Hey there, time traveller!
This article was published 29/10/2013 (1000 days ago), so information in it may no longer be current.
Imagine being packed in a room with 700 people, the lights are turned off, someone dumps a bunch of cobras and rattlesnakes on the floor and the doors are all locked.
That is the kind of anxiety world-renowned autism and animal-science expert Temple Grandin remembers.
"How would you feel?" Grandin asked Tuesday at an Autism Society of Manitoba conference at the University of Manitoba.
"Fear is the main emotion in autism," said the animal scientist, who transformed the way livestock are handled in North America and lifted the veil on autism, a neurological disorder that was a mystery to so many.
Born in 1947, she didn't speak until she was three and was labelled as brain damaged. With the encouragement of her family, teachers and mentors, she overcame that fear and obtained a PhD in animal science and became a champion of people with autism.
She was named among Time magazine's 100 most influential people. Clair Danes won an Emmy for portraying her in the HBO movie Temple Grandin.
"They did a fabulous job," Grandin said of the movie between bites of a sandwich, shaking hands and signing books during a lunch break at the conference in Winnipeg.
The straight-talking author of several books on autism and animal behaviour made no apologies for her no-nonsense approach to helping kids with autism reach their potential. Getting them away from computer games and into real-life activities is vital, she said.
"That's just what they need," said the 66-year-old American in her trademark western shirt.
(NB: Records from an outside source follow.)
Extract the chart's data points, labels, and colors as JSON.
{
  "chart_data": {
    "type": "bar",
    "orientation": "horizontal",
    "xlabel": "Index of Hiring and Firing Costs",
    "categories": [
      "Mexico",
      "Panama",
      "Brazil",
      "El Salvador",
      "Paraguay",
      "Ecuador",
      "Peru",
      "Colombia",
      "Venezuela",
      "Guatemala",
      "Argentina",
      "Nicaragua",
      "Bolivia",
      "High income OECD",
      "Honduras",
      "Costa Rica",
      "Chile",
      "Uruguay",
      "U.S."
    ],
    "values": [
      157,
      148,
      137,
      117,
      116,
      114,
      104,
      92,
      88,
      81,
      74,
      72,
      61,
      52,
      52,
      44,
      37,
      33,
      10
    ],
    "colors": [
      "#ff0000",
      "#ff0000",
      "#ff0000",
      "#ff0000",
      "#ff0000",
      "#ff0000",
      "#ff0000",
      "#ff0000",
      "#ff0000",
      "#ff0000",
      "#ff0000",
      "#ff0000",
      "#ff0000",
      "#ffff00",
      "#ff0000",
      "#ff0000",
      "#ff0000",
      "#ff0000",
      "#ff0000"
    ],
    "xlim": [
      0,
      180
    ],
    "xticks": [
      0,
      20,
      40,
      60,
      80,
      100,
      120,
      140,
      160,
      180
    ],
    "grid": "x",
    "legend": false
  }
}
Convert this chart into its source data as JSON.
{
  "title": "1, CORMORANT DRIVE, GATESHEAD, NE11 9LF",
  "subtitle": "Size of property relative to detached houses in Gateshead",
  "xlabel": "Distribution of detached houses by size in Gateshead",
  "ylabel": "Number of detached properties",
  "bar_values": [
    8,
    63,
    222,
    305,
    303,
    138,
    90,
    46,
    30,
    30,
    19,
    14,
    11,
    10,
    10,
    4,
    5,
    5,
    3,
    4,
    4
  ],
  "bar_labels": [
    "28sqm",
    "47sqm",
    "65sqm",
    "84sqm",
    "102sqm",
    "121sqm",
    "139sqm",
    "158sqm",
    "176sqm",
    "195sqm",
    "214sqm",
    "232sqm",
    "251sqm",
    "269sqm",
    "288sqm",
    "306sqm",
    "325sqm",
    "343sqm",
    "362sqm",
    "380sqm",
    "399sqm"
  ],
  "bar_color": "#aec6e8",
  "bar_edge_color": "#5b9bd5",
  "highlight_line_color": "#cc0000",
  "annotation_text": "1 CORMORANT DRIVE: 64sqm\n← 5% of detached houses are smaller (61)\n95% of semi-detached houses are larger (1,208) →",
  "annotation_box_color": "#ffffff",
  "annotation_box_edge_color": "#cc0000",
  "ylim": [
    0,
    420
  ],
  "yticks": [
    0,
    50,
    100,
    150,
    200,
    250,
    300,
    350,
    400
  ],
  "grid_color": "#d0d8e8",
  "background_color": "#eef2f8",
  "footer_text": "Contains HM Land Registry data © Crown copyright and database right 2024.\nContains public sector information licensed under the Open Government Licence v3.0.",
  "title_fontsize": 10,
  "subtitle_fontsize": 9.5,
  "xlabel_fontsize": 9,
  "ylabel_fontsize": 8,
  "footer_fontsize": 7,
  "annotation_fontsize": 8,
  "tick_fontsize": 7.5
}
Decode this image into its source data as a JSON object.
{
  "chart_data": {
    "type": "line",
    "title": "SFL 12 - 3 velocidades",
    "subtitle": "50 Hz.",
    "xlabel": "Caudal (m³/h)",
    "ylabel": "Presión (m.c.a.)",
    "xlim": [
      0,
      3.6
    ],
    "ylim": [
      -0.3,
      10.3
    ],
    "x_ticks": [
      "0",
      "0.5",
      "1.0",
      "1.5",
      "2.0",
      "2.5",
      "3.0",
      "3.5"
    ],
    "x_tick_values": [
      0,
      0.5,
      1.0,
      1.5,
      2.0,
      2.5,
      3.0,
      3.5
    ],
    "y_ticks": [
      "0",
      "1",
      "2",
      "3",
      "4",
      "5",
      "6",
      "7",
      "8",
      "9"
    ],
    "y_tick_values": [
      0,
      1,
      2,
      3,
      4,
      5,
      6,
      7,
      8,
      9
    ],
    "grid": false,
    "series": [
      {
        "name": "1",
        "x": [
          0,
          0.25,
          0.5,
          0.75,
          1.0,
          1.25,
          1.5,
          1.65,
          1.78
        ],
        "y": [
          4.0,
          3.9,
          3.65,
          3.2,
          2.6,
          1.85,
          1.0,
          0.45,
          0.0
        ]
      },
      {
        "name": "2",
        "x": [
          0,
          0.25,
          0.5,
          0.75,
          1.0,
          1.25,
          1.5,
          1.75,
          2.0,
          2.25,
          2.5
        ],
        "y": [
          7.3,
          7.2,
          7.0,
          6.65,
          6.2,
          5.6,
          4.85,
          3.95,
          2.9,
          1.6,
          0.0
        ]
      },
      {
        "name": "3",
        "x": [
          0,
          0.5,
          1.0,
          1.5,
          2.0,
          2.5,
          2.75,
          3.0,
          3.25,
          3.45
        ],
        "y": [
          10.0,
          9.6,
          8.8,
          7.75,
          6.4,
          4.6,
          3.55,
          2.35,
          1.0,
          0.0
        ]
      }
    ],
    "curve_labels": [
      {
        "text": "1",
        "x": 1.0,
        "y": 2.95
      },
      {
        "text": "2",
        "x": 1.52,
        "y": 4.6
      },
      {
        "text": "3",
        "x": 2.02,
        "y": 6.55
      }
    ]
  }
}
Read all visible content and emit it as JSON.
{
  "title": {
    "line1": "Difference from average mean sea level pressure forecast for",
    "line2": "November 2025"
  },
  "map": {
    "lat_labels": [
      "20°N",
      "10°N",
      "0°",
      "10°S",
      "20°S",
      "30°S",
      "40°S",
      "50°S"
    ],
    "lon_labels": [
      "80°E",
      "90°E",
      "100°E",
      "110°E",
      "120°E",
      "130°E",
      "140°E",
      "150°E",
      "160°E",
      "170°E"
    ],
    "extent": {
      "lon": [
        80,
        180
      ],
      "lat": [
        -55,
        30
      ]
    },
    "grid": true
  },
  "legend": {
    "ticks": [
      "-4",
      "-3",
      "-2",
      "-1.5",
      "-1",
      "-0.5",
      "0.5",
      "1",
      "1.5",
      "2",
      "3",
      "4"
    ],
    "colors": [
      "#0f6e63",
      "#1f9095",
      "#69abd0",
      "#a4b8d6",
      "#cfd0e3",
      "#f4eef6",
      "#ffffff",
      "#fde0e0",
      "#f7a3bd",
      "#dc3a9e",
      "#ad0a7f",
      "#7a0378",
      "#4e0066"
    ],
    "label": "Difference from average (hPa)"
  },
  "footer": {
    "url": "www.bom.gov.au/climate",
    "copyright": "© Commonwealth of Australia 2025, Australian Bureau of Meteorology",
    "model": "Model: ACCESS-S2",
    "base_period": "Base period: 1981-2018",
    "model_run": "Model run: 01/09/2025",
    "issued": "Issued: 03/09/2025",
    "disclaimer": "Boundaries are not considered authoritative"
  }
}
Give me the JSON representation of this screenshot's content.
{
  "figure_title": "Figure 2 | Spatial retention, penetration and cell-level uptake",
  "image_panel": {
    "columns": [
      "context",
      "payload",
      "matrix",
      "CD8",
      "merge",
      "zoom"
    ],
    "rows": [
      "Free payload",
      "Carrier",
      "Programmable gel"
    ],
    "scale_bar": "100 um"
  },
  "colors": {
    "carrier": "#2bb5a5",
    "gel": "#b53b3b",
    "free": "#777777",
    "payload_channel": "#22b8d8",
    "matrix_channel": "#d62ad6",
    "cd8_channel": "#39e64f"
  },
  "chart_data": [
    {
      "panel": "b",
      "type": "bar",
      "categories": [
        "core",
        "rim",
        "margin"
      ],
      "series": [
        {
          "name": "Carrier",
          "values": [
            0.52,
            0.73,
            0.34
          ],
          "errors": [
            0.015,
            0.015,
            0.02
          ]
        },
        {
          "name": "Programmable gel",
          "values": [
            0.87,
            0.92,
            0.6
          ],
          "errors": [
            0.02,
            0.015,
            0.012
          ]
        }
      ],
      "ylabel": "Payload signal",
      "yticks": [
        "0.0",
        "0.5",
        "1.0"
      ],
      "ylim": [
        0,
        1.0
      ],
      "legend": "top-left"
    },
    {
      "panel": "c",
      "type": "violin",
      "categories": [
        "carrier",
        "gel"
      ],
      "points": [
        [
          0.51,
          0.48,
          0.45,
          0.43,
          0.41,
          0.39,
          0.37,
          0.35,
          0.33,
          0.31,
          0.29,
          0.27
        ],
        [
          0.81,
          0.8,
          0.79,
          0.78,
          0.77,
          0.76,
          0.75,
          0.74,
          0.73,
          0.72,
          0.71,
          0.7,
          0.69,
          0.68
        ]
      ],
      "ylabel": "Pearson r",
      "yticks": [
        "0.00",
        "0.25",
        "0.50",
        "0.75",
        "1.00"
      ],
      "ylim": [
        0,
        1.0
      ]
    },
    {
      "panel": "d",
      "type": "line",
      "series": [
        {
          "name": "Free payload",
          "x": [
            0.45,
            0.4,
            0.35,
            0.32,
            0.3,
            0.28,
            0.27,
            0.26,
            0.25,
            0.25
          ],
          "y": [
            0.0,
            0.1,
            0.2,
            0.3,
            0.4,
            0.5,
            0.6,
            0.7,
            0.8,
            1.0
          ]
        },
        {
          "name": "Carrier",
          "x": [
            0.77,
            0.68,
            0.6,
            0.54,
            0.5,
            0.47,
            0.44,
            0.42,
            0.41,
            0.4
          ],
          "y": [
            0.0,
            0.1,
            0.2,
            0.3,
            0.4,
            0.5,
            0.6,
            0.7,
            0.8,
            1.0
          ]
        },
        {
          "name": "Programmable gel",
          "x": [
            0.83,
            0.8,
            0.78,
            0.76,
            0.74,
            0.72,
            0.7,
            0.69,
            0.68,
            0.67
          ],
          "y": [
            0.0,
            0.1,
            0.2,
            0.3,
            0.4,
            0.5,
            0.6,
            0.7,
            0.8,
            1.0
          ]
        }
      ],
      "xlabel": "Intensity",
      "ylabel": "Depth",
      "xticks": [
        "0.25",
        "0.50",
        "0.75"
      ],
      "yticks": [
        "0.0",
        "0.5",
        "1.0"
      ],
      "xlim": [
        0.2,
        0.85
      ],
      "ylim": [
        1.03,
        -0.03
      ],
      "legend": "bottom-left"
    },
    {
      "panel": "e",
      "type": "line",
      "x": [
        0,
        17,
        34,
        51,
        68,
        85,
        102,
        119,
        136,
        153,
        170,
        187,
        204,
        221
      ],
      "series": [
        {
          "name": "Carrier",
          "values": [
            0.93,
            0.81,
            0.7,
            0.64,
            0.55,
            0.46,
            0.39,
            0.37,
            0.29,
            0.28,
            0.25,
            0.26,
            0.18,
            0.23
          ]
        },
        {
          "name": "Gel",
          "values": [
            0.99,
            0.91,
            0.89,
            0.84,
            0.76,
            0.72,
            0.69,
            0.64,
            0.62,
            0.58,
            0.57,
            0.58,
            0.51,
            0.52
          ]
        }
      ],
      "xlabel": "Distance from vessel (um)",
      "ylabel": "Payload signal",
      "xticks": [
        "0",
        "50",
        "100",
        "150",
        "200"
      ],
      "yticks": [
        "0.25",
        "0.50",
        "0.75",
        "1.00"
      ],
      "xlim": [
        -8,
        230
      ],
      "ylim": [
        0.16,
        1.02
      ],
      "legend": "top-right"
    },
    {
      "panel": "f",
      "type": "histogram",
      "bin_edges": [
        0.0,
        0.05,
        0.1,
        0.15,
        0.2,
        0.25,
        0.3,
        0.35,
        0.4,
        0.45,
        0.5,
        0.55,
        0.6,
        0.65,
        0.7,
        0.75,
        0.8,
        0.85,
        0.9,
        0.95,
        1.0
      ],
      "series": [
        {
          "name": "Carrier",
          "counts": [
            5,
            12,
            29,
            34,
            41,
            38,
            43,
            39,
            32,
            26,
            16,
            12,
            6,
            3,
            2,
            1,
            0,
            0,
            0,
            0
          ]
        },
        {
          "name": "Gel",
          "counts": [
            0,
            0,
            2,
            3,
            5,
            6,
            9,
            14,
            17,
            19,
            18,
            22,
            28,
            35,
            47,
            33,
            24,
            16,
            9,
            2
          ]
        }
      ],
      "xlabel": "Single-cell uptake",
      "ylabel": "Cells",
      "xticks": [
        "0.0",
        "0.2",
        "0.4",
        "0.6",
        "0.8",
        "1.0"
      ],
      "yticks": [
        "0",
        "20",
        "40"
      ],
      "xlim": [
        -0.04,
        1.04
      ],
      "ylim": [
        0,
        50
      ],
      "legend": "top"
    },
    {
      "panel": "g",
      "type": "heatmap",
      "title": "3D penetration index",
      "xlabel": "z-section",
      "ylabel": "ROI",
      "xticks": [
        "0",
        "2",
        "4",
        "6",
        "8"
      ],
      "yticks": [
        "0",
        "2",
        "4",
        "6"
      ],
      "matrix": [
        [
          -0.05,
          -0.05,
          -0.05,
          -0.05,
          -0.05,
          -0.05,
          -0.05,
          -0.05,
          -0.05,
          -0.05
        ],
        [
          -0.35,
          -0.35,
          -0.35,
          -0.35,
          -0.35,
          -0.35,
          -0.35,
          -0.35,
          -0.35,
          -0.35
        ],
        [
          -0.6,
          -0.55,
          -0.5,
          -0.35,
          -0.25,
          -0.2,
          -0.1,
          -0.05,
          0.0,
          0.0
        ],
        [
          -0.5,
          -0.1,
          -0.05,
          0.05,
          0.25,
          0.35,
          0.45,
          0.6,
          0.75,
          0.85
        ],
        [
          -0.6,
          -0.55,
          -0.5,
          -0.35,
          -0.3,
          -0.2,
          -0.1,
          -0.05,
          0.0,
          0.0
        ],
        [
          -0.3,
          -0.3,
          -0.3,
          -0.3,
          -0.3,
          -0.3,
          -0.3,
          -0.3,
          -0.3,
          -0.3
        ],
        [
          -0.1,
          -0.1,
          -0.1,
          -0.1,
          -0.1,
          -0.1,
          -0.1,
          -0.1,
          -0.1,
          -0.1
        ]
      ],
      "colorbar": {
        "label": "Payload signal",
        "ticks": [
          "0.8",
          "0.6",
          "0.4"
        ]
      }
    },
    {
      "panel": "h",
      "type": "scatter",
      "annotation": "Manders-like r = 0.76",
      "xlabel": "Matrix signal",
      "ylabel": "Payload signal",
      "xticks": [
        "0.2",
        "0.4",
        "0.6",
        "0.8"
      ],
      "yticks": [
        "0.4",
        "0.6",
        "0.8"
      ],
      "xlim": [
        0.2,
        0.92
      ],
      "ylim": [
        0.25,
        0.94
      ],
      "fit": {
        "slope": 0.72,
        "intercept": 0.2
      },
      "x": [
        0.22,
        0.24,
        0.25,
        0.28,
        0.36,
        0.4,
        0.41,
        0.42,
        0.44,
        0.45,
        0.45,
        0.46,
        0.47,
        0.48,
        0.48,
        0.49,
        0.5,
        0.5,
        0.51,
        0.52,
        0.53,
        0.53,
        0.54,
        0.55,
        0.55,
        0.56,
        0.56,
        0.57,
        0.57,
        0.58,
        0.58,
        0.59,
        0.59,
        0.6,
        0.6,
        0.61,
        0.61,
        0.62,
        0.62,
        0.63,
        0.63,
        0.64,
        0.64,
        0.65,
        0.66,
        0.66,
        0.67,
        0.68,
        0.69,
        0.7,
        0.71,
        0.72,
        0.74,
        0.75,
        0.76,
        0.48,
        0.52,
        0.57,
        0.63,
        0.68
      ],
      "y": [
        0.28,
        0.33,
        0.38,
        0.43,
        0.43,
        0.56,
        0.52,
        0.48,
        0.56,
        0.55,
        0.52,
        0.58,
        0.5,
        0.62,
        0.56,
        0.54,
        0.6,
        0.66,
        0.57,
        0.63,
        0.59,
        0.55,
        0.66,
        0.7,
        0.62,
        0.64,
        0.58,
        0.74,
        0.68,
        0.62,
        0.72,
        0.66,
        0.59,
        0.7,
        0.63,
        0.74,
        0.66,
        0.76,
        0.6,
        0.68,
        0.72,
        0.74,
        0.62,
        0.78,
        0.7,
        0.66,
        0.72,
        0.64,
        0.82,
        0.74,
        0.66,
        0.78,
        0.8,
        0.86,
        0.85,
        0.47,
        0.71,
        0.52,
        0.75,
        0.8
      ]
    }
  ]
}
Kids with autism need more experiences to "fill up their databases," said Grandin. Find out what they're good at and get them doing it with others who are good at it, too, she said.
"The only place I was not bullied and teased was in model rocket club, electronics and 4-H Club," said Grandin.
She credits those "shared interests" and the 1950s code of behaviour to her success. People who don't think abstractly need well-defined rules, and that era was full of them, she said.
Taking turns, being on time, following a schedule and occasionally having to do things that aren't necessarily enjoyable, such as sitting still in church, are important to develop self-discipline and avoiding a "social mistake," she said.
Kristian Hooker said he was diagnosed with autism at age two but didn't know it. The young man who volunteered as the conference's media co-ordinator has his own business, HALE Autism, helping others with autism find opportunities and live independent lives.
He credits much of his success to his parents encouraging him to pursue hobbies, new experiences and to build on his strengths.